Nel corso della perquisizione, le Fiamme Gialle hanno sequestrato il locale, trasformato in un vero e proprio centro estetico clandestino. All’interno erano presenti due lettini ambulatoriali, arredi tipici di un centro estetico, fiale di acido ialuronico, botulino, siringhe e aghi già utilizzati e ancora sporchi di sostanze organiche.

I finanzieri hanno inoltre rinvenuto numerosi medicinali con confezioni e indicazioni in lingua ucraina e cinese, soluzioni cortisoniche e altro materiale ritenuto potenzialmente pericoloso per la salute dei clienti. Durante l’operazione sono stati sequestrati anche circa 4.500 euro in contanti, considerati il presunto profitto illecito delle prestazioni più recenti.

Le tariffe applicate, riportate in un apposito listino prezzi, oscillavano tra i 200 e i 300 euro, importi inferiori rispetto a quelli normalmente richiesti da medici regolarmente abilitati. L’attività veniva promossa attraverso frequenti pubblicazioni sui principali social network, che avrebbero consentito di raggiungere un’ampia clientela.
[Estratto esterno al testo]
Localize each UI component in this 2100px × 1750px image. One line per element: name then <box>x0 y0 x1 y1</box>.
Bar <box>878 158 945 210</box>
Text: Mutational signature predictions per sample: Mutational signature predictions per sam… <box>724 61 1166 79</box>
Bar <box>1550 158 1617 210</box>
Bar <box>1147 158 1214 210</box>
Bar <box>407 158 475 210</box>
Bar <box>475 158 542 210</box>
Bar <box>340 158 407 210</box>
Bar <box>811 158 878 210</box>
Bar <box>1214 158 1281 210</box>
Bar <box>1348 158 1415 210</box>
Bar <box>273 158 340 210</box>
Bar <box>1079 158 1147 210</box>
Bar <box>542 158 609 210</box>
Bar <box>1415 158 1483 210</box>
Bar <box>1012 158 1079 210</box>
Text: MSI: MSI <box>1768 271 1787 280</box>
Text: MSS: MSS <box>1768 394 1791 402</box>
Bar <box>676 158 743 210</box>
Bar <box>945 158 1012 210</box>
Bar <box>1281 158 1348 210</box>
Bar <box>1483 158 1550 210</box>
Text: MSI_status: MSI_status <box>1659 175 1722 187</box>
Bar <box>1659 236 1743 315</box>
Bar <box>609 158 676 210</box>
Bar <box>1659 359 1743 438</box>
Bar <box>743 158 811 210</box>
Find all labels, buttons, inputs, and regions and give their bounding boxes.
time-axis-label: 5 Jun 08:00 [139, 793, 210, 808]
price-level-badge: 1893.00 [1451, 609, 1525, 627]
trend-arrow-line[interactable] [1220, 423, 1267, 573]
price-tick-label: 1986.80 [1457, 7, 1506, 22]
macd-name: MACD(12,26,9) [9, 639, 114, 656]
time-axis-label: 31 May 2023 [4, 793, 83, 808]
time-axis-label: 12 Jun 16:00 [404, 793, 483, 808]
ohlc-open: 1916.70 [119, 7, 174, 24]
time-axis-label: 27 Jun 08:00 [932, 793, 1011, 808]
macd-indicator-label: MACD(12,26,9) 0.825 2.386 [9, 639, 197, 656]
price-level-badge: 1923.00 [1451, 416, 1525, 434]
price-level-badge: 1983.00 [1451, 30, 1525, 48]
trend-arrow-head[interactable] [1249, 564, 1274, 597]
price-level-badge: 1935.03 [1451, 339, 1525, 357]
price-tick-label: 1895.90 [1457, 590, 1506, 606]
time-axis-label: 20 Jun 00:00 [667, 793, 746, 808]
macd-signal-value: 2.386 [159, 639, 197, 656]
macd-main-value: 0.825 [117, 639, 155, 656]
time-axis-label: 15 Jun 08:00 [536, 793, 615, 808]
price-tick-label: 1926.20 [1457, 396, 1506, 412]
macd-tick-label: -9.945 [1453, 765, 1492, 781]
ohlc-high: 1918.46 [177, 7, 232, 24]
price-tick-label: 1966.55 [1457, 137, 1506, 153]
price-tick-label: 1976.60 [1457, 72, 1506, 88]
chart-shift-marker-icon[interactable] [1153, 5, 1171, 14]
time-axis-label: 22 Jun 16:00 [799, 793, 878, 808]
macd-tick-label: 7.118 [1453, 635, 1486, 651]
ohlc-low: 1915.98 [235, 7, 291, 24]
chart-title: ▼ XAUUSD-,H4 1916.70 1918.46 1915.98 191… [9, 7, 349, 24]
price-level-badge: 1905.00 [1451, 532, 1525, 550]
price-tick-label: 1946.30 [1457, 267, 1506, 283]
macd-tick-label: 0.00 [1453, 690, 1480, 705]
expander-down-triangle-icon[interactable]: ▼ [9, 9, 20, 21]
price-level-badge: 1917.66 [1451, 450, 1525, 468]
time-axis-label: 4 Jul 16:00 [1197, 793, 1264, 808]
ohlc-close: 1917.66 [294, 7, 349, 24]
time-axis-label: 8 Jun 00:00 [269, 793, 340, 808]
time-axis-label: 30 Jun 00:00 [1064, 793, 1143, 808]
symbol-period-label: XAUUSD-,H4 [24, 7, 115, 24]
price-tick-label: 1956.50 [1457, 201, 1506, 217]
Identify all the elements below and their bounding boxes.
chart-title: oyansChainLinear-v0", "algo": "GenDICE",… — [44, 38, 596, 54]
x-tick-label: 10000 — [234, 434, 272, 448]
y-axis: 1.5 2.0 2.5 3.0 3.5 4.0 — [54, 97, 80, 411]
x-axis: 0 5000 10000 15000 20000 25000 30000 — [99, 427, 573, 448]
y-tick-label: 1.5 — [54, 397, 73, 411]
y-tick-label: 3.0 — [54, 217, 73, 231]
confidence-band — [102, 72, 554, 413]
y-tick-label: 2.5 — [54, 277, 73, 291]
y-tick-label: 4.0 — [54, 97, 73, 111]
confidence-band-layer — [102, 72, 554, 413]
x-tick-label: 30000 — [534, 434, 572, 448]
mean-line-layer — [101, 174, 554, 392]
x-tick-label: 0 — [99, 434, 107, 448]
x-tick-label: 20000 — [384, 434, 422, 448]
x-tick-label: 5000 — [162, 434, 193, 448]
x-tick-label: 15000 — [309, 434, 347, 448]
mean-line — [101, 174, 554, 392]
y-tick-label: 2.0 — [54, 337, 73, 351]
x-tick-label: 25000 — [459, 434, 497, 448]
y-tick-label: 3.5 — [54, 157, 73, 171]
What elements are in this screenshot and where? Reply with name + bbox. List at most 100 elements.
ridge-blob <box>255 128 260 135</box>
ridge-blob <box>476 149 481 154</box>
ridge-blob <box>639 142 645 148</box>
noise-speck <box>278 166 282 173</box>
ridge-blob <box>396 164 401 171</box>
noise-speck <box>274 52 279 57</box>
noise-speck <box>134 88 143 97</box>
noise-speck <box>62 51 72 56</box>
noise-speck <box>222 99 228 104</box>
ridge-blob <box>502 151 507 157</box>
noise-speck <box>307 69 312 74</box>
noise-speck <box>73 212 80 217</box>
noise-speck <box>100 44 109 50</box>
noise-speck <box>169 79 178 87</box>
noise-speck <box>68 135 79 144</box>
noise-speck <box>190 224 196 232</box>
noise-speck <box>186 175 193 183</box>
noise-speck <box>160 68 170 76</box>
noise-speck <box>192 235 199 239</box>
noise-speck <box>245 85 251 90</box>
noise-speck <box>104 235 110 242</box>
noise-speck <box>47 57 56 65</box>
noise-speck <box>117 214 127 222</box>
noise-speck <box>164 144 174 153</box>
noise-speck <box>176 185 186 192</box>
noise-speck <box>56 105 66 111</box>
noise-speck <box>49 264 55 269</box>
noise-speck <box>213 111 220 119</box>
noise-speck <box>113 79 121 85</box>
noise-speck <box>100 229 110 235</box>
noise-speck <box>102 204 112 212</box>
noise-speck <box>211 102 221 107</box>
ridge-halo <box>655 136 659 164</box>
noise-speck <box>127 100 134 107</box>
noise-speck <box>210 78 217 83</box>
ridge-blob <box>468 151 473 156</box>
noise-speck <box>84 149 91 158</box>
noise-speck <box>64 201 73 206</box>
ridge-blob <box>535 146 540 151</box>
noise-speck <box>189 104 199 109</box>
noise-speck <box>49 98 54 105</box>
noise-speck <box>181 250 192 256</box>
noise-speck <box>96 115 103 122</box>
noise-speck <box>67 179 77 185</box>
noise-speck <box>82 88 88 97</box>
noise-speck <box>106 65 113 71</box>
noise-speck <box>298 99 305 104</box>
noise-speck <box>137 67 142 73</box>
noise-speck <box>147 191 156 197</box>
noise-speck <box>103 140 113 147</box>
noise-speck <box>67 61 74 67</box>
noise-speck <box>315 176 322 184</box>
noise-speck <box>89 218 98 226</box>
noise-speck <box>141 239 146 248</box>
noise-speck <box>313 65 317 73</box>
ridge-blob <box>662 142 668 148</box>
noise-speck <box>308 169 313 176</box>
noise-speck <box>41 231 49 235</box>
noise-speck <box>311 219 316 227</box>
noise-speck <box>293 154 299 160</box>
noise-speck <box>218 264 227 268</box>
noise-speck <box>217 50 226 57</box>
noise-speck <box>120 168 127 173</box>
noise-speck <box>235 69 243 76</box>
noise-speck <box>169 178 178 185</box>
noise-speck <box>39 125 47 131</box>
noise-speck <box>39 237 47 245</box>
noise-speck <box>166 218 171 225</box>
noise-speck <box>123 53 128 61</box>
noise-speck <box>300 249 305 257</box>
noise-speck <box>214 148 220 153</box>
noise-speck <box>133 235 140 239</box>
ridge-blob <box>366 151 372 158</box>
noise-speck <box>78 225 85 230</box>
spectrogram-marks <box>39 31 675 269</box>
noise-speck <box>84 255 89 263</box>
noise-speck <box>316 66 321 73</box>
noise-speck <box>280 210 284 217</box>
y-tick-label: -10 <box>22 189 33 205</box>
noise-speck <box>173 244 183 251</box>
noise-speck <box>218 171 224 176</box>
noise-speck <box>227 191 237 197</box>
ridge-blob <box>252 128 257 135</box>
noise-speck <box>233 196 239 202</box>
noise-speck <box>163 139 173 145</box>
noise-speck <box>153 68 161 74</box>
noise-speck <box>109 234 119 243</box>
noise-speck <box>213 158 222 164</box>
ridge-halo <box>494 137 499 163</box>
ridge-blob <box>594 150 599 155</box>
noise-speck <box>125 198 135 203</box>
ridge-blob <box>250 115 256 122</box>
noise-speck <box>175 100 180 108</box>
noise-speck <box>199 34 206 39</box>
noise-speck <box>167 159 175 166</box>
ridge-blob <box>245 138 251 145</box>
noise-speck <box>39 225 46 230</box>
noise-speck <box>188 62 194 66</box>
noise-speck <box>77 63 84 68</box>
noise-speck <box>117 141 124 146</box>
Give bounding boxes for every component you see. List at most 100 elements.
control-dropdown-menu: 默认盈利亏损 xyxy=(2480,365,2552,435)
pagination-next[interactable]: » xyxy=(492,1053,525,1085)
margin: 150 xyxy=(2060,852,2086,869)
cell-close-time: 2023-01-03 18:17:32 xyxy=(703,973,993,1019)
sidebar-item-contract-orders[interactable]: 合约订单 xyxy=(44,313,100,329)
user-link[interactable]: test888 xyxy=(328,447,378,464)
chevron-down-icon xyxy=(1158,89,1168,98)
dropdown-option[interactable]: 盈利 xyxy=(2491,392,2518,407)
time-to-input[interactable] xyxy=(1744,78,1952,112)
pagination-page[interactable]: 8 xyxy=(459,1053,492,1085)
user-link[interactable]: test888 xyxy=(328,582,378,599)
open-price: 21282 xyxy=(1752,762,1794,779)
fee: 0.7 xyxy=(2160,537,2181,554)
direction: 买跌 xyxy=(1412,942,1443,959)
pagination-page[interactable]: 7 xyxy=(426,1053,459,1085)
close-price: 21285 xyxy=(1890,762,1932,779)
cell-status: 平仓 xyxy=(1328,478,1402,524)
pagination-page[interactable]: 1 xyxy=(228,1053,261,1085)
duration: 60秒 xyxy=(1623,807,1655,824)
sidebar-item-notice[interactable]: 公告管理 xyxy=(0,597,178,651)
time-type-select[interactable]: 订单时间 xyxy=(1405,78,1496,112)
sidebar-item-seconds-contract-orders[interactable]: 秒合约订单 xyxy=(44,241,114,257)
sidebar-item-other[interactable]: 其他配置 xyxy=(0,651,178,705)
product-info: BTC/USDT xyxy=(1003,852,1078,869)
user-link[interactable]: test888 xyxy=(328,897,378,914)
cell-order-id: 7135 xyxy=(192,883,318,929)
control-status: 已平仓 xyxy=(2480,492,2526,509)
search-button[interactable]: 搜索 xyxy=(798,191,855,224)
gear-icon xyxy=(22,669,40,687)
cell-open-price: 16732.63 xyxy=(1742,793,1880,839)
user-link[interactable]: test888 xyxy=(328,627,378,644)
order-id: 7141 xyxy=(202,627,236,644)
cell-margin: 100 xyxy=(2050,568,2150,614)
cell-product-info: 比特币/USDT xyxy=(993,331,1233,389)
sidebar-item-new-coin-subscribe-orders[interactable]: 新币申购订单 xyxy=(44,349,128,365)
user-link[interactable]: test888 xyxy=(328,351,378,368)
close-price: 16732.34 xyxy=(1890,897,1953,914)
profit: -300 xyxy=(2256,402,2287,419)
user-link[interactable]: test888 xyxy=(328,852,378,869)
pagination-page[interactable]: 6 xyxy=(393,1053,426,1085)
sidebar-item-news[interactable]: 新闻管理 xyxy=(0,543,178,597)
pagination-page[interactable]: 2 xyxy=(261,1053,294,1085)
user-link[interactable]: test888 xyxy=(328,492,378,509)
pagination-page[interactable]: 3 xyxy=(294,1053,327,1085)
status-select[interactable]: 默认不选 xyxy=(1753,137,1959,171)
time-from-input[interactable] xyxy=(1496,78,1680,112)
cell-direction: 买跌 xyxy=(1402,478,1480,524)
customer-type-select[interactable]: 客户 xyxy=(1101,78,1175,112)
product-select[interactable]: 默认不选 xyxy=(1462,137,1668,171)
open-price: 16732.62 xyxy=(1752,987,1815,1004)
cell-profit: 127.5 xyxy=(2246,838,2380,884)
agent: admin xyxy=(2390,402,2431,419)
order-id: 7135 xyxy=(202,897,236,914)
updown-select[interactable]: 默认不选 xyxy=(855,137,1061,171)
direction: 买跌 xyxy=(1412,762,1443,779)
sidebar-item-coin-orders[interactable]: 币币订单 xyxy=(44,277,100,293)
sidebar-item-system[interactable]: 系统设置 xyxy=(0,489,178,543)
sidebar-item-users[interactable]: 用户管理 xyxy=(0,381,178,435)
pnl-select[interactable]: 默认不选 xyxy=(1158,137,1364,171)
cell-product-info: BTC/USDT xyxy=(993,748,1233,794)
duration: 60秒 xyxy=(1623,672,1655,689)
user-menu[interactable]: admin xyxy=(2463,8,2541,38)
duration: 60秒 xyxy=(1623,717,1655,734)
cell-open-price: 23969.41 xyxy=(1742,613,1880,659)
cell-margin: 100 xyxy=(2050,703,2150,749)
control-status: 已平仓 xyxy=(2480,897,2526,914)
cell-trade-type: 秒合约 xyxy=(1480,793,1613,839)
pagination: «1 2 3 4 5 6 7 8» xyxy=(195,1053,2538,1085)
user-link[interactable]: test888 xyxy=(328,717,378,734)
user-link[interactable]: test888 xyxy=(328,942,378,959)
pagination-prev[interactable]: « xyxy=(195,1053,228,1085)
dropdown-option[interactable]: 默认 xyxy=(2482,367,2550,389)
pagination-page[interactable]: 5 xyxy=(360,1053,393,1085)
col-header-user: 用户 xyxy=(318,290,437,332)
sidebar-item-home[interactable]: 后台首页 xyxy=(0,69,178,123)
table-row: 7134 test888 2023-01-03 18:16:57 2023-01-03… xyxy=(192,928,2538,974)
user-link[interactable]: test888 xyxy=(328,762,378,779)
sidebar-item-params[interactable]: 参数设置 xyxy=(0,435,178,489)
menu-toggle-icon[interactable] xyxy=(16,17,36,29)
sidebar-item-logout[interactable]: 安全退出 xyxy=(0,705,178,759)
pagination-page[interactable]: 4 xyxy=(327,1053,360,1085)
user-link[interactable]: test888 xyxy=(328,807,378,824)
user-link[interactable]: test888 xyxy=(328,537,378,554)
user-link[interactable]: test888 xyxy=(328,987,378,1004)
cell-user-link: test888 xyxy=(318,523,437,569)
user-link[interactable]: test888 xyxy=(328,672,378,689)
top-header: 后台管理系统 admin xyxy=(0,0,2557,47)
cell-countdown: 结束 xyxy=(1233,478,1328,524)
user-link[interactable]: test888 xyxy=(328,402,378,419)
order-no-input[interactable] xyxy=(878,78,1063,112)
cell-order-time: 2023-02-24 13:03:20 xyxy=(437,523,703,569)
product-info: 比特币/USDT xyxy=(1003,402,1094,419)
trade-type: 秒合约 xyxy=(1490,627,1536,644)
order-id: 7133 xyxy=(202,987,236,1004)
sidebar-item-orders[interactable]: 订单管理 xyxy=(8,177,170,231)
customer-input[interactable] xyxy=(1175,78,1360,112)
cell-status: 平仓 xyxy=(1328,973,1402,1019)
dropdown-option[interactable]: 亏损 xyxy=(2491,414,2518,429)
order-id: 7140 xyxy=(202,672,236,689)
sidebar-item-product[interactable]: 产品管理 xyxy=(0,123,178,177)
Gli accertamenti hanno inoltre evidenziato che l’indagata non risulta iscritta all’Albo dei medici. In Italia, infatti, per esercitare la professione di medico estetico è necessario conseguire la laurea in Medicina e Chirurgia e seguire il previsto percorso formativo specialistico.

Le indagini della Guardia di Finanza proseguono ora su più fronti. Gli investigatori stanno cercando di ricostruire l’eventuale coinvolgimento di altri soggetti e la filiera di approvvigionamento delle sostanze utilizzate, oltre a quantificare il volume d’affari dell’attività e il presunto profitto sottratto al fisco.